Justamente era el mismo argumento de algunos hombres que ejercen la violencia contra las mujeres, llegando a veces al asesinato. Cosas del amor, dicen… Rechacé un acto de violencia, que él mismo dijo horas después que le avergonzaba y que le ha valido salir de la Academia. Con razón. Y me despaché recordando que era un aparente hombre de aparente buen rollo, que yo, lo siento, había dejado de creerme.
Puede que él esté por encima de ello. Puede. Pero precisamente ese momento de rabia exhibido ante millones de personas que lo habrían visto en directo, más esos otros millones que lo hemos reproducido, puede que una y otra vez, en formato digital y en diferido, era la negación de esa sostenibilidad emocional por la que me preguntaban.

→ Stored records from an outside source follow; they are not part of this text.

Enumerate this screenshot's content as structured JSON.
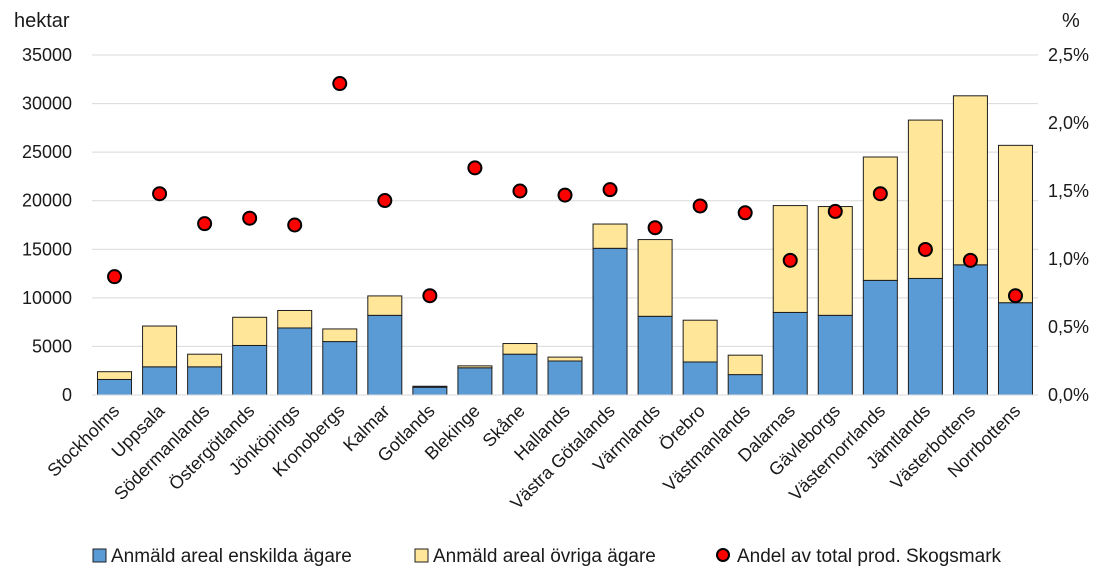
{
  "chart_data": {
    "type": "bar",
    "stacked": true,
    "left_axis_label": "hektar",
    "right_axis_label": "%",
    "left_ylim": [
      0,
      35000
    ],
    "left_ticks": [
      0,
      5000,
      10000,
      15000,
      20000,
      25000,
      30000,
      35000
    ],
    "left_tick_labels": [
      "0",
      "5000",
      "10000",
      "15000",
      "20000",
      "25000",
      "30000",
      "35000"
    ],
    "right_ylim": [
      0,
      2.5
    ],
    "right_ticks": [
      0,
      0.5,
      1.0,
      1.5,
      2.0,
      2.5
    ],
    "right_tick_labels": [
      "0,0%",
      "0,5%",
      "1,0%",
      "1,5%",
      "2,0%",
      "2,5%"
    ],
    "grid": "horizontal",
    "legend_position": "bottom",
    "categories": [
      "Stockholms",
      "Uppsala",
      "Södermanlands",
      "Östergötlands",
      "Jönköpings",
      "Kronobergs",
      "Kalmar",
      "Gotlands",
      "Blekinge",
      "Skåne",
      "Hallands",
      "Västra Götalands",
      "Värmlands",
      "Örebro",
      "Västmanlands",
      "Dalarnas",
      "Gävleborgs",
      "Västernorrlands",
      "Jämtlands",
      "Västerbottens",
      "Norrbottens"
    ],
    "series": [
      {
        "name": "Anmäld areal enskilda ägare",
        "kind": "bar",
        "axis": "left",
        "color": "#5b9bd5",
        "values": [
          1600,
          2900,
          2900,
          5100,
          6900,
          5500,
          8200,
          800,
          2800,
          4200,
          3500,
          15100,
          8100,
          3400,
          2100,
          8500,
          8200,
          11800,
          12000,
          13400,
          9500
        ]
      },
      {
        "name": "Anmäld areal övriga ägare",
        "kind": "bar",
        "axis": "left",
        "color": "#ffe699",
        "values": [
          800,
          4200,
          1300,
          2900,
          1800,
          1300,
          2000,
          100,
          200,
          1100,
          400,
          2500,
          7900,
          4300,
          2000,
          11000,
          11200,
          12700,
          16300,
          17400,
          16200
        ]
      },
      {
        "name": "Andel av total prod. Skogsmark",
        "kind": "scatter",
        "axis": "right",
        "color": "#ff0000",
        "values": [
          0.87,
          1.48,
          1.26,
          1.3,
          1.25,
          2.29,
          1.43,
          0.73,
          1.67,
          1.5,
          1.47,
          1.51,
          1.23,
          1.39,
          1.34,
          0.99,
          1.35,
          1.48,
          1.07,
          0.99,
          0.73
        ]
      }
    ]
  }
}
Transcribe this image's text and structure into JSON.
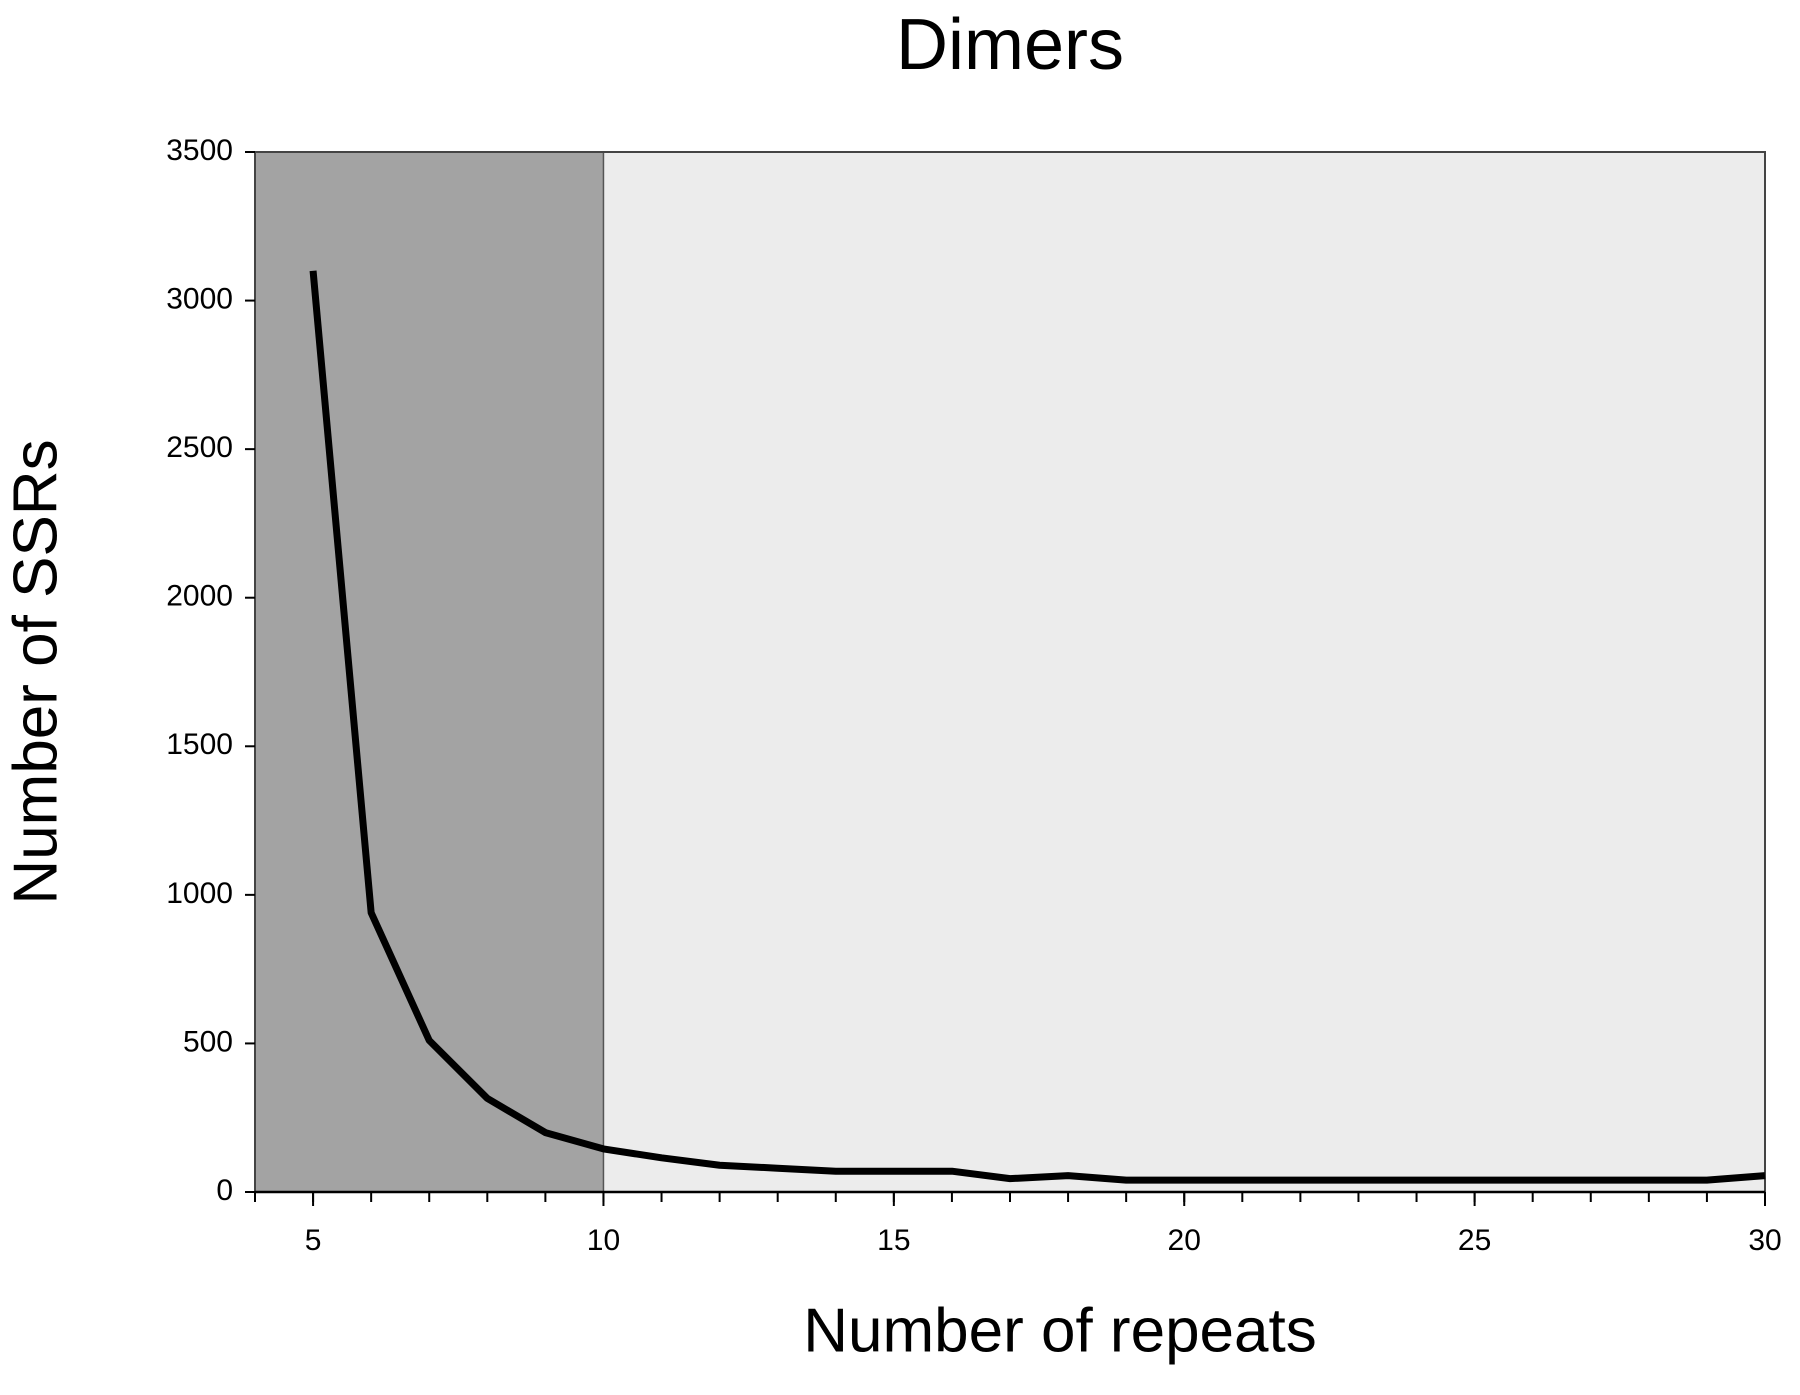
{
  "chart_data": {
    "type": "line",
    "title": "Dimers",
    "xlabel": "Number of repeats",
    "ylabel": "Number of SSRs",
    "x": [
      5,
      6,
      7,
      8,
      9,
      10,
      11,
      12,
      13,
      14,
      15,
      16,
      17,
      18,
      19,
      20,
      21,
      22,
      23,
      24,
      25,
      26,
      27,
      28,
      29,
      30
    ],
    "series": [
      {
        "name": "Dimers",
        "color": "#000000",
        "values": [
          3100,
          940,
          510,
          315,
          200,
          145,
          115,
          90,
          80,
          70,
          70,
          70,
          45,
          55,
          40,
          40,
          40,
          40,
          40,
          40,
          40,
          40,
          40,
          40,
          40,
          55
        ]
      }
    ],
    "xlim": [
      4,
      30
    ],
    "xticks": [
      5,
      10,
      15,
      20,
      25,
      30
    ],
    "xminorticks": [
      4,
      5,
      6,
      7,
      8,
      9,
      10,
      11,
      12,
      13,
      14,
      15,
      16,
      17,
      18,
      19,
      20,
      21,
      22,
      23,
      24,
      25,
      26,
      27,
      28,
      29,
      30
    ],
    "ylim": [
      0,
      3500
    ],
    "yticks": [
      0,
      500,
      1000,
      1500,
      2000,
      2500,
      3000,
      3500
    ],
    "shaded_xrange": [
      4,
      10
    ],
    "shade_color": "#a3a3a3",
    "background_color": "#ececec",
    "grid": false
  }
}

La responsabilidad del personaje público es grande. Puede que Smith sea una gran persona. Pero carece de esa sostenibilidad emocional tan necesaria en un momento en que requerimos mayor conexión con nosotros mismos, logrando la paz por diferentes métodos, como dije en la cena, con una visión de una vida que ya nos ha demostrado en los dos últimos años que es capaz de sorprender con nocturnidad y alevosía, provocando crisis sanitarias, crisis económicas, guerras…
Y era ahí donde quería llegar, a la guerra. Porque aquella noche se contaban 30 días desde que Putin –que no Rusia– decidiera invadir Ucrania y poner en situación de guerra al mundo. He de confesar mi tristeza, mi pesar y desazón, que sé muy compartida.
Lo que no sabía es que la violencia no contenida, la ira, la soberbia de Smith me llevaría a pensar que si un ser humano es capaz de cometer un acto como el suyo, de qué no es capaz un ser, que no calificaré, como el presidente ruso.
Y la pregunta de mi amiga sobre la sostenibilidad emocional me llevó por otros rincones de la sostenibilidad en general, que no puede perder su importancia por más que la economía de guerra nos acucie. Sería uno de los errores más graves como humanidad y al mismo tiempo otra batalla ganada y esta sí contra el mundo, contra su población, contra su desarrollo.
Por más que desde hace dos años estén dando leña al mono como si fuera de plástico –como si fuéramos de plástico–, el cambio de era, el cambio de modelo de consumo, las empresas honestas, con propósito, la transición hacia las energías renovables… nada de eso puede esperar. No podemos esperar. Y es más claro que nunca que es un ahora o nunca.